The flowers that keep appearing on Don Skidmore’s desk were not sent in celebration. They arrived to mourn a loss.
“Lots of love today. I’m blessed,” says Mr. Skidmore.
He would rather not be so fortunate. As president of the United Auto Workers Local 735 in Canton, Mich., Skidmore helped deliver the news Monday morning to 1,100 workers at the Willow Run Transmission Plant: They would lose their jobs in December 2010. General Motors would close the plant after operating it for 56 years.
After workers learned the news, a peculiar thing happened: They applauded. “Our people have class,” he says. “It’s a cold-hearted company.”
It is a desperate company, and until Monday the Willow Run Transmission Plant in Ypsilanti, Mich., shared that purpose. Now, it provides a glimpse inside the 17 communities that found themselves still standing when GM stopped the music Monday.
Pride and frustration
There are equal measures of pride, frustration, and confusion, as workers try to comprehend why their plant was the one that GM no longer wanted. Yet above all, there is uncertainty for the people and the places that built their lives around America's largest automaker.

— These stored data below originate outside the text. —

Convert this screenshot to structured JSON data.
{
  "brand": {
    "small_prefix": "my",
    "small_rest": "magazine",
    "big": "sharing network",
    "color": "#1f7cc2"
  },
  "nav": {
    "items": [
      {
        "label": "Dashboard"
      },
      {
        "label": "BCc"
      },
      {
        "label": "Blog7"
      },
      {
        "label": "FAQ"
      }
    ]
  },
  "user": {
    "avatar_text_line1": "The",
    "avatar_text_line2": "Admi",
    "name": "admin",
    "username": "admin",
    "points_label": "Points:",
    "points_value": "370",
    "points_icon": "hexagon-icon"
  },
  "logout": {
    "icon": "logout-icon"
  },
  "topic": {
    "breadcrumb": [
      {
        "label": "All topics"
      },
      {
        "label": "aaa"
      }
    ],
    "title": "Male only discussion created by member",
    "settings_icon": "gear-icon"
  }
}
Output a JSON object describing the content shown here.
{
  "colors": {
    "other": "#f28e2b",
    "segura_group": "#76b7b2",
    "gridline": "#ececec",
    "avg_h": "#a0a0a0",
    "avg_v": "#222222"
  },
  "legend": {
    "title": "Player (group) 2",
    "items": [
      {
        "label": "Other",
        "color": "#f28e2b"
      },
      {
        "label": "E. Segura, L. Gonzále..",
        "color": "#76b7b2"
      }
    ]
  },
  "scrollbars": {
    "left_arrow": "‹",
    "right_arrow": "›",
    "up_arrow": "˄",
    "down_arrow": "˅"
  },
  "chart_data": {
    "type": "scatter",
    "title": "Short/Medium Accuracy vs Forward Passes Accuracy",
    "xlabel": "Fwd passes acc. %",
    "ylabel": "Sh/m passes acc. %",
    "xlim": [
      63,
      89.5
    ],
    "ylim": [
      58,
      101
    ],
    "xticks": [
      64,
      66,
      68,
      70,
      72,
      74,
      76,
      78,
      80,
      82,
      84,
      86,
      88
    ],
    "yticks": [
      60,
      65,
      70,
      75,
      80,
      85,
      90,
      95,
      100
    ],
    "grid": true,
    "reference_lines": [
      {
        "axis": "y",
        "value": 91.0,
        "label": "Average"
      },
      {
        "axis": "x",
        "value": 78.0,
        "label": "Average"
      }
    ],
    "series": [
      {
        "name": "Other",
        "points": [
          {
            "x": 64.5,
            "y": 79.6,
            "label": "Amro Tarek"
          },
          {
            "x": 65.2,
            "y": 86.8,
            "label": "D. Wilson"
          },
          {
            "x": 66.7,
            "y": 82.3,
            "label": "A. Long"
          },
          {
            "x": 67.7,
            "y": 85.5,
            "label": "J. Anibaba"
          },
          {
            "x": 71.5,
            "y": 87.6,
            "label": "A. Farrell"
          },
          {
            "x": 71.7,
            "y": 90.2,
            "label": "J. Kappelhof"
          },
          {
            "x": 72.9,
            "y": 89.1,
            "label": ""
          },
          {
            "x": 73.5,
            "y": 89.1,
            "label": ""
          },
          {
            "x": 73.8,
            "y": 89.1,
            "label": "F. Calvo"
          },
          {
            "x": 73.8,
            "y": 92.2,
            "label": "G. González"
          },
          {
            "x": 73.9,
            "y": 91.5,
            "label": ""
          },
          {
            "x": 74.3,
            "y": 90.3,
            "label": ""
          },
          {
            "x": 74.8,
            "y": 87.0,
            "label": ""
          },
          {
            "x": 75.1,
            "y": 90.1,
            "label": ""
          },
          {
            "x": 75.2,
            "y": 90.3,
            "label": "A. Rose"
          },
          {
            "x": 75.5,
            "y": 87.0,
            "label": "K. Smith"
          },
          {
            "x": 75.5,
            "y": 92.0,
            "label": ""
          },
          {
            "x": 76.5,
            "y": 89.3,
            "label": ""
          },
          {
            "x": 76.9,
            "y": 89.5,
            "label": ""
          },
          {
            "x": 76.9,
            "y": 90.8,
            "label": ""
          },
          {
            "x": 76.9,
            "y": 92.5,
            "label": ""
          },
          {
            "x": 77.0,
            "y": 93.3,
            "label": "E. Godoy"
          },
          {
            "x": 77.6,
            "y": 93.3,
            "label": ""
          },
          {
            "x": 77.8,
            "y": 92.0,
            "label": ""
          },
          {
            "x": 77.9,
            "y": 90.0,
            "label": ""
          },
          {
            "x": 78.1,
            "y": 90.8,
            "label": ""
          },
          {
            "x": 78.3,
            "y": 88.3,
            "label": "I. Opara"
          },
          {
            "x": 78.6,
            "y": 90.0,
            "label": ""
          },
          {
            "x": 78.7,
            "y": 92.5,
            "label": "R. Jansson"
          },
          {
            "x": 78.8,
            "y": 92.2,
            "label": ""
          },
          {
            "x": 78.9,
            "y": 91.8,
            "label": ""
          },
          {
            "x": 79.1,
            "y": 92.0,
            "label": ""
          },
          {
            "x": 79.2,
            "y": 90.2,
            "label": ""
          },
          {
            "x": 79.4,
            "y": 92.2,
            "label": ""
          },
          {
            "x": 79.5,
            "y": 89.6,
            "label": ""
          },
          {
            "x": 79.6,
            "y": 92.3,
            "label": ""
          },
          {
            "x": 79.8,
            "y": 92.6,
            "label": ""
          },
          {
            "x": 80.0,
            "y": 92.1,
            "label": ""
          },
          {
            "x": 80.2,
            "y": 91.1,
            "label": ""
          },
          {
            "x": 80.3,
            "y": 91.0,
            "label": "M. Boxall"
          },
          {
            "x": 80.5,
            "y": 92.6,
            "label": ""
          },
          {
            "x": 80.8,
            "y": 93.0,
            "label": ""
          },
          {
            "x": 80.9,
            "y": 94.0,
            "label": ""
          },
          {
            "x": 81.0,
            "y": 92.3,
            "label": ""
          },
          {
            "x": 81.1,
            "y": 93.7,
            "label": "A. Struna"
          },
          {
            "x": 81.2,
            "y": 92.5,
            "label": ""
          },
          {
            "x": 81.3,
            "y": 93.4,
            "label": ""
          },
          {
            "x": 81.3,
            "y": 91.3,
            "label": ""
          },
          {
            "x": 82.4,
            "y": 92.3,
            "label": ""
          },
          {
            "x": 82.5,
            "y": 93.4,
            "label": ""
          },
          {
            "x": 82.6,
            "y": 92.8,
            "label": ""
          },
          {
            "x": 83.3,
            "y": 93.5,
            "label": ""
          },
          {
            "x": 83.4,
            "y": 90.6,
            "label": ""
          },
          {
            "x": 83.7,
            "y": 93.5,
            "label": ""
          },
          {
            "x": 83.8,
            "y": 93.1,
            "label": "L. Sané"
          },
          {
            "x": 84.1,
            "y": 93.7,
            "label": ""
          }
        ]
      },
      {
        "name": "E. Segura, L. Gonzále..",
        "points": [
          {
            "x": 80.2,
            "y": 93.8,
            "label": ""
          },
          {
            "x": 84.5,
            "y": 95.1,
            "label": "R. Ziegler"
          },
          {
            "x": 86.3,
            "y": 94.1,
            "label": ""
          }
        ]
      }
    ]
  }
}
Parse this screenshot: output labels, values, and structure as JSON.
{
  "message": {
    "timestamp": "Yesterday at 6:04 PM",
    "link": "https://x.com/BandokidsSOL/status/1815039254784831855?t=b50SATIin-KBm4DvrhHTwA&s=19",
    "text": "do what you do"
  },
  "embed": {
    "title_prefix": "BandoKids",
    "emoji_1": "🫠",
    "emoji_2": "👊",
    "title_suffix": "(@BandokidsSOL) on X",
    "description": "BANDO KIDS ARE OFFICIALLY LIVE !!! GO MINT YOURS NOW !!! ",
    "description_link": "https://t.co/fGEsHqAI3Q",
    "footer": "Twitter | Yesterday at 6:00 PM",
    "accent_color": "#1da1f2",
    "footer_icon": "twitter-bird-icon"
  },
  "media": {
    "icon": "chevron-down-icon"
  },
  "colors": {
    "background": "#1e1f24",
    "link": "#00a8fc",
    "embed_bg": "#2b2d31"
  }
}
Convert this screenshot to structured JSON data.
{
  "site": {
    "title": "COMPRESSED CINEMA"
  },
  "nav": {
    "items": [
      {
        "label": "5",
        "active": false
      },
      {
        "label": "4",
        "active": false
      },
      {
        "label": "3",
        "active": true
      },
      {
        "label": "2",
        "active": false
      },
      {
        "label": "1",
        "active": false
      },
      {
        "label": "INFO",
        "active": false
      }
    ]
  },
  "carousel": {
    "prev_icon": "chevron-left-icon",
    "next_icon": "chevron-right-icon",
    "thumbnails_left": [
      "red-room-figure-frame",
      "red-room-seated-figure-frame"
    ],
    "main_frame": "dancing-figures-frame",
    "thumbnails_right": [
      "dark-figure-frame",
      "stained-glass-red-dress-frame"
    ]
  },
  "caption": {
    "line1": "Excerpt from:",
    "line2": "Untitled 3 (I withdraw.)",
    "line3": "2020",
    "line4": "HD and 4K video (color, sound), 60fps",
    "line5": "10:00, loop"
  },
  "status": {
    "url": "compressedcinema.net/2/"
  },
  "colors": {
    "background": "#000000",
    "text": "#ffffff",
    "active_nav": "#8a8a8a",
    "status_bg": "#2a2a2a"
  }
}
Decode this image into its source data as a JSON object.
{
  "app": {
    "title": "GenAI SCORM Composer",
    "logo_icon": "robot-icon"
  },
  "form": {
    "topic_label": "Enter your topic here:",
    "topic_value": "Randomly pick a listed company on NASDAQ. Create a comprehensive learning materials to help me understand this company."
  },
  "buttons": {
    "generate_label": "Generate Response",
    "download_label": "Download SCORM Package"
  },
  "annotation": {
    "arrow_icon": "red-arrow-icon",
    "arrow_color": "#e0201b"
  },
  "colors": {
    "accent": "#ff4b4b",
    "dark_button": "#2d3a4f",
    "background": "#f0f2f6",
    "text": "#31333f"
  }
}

Standing under the hot afternoon sun outside the Willow Run plant after his shift, Jack Byrne says the announcement was not a surprise. For him, as well as many GM workers who were informally polled Monday, GM was mismanaged and was slow to adapt to changing consumer demands.
Mr. Byrne, who is 60 and worked at the facility for 34 years, says he will probably gather Social Security benefits. He doesn't think he will be able to find new work. “I don’t think there will be work in this area, the state even,” he says.
Mad at Obama
There is some anger here, directed largely at President Obama. He allowed GM to redirect resources to Mexico, where workers are not protected by unions. And at the expense of Willow Run, he allowed GM to spare its transmissions facility in Toledo, Ohio, which is maxed to capacity.
Dan Wallace, who worked at Willow Run for 32 years and is a machine welder, says hearing the news “was devastating. Everybody’s sad.” The workers knew the likelihood of a closure but “had hopes of consolidation” with another plant, says Mr. Wallace.
Six hundred UAW workers will be transferred to the Toledo facility, Skidmore says. Three hundred will likely take a buyout, and the remaining 300 will “ride out their time” until the plant closes.
One factory line worker, who asked that his name not be used because he is a contractor, says the worst effect will be felt by the city of Ypsilanti itself, which will see a “trickle-down effect” from the shuttering on local businesses.
“Everything in Michigan is so tied up with the auto industry ... it affects everything,” he says.
A hard hit for Ypsilanti Township
The Willow Run Transmission Plant is known as the automotive plant that “saved the world from Hitler,” says Karen Lovejoy Roe, Ypsilanti Township clerk. It sits on former farmland owned by Henry Ford, and in 1943 the Ford Motor Co. built the facility to build much-needed military aircraft bombers in World War II.
GM purchased the plant in 1953. Today it is one of three GM plants in North America to build six-speed transmissions, along with the Toledo facility and one in Silao, Mexico.
Ms. Lovejoy Roe says GM generates the largest tax revenue for the township, which amounted to $1.5 million in 2008. The loss of that money, she says, will “hurt, especially in these times.” The township is already operating at 2003 revenues, she says.
“We’ve already been hit pretty hard,” she says. “This adds to the problem folks are having.”
She says her office is contacting Michigan Gov. Jennifer Granholm (D) and Rep. John Dingell (D) to find out exactly who was responsible for the decision to close Willow Run.
“We think maybe some mistake was made,” she says. “Our folks did everything right and they didn’t get rewarded. They got slam-dunked."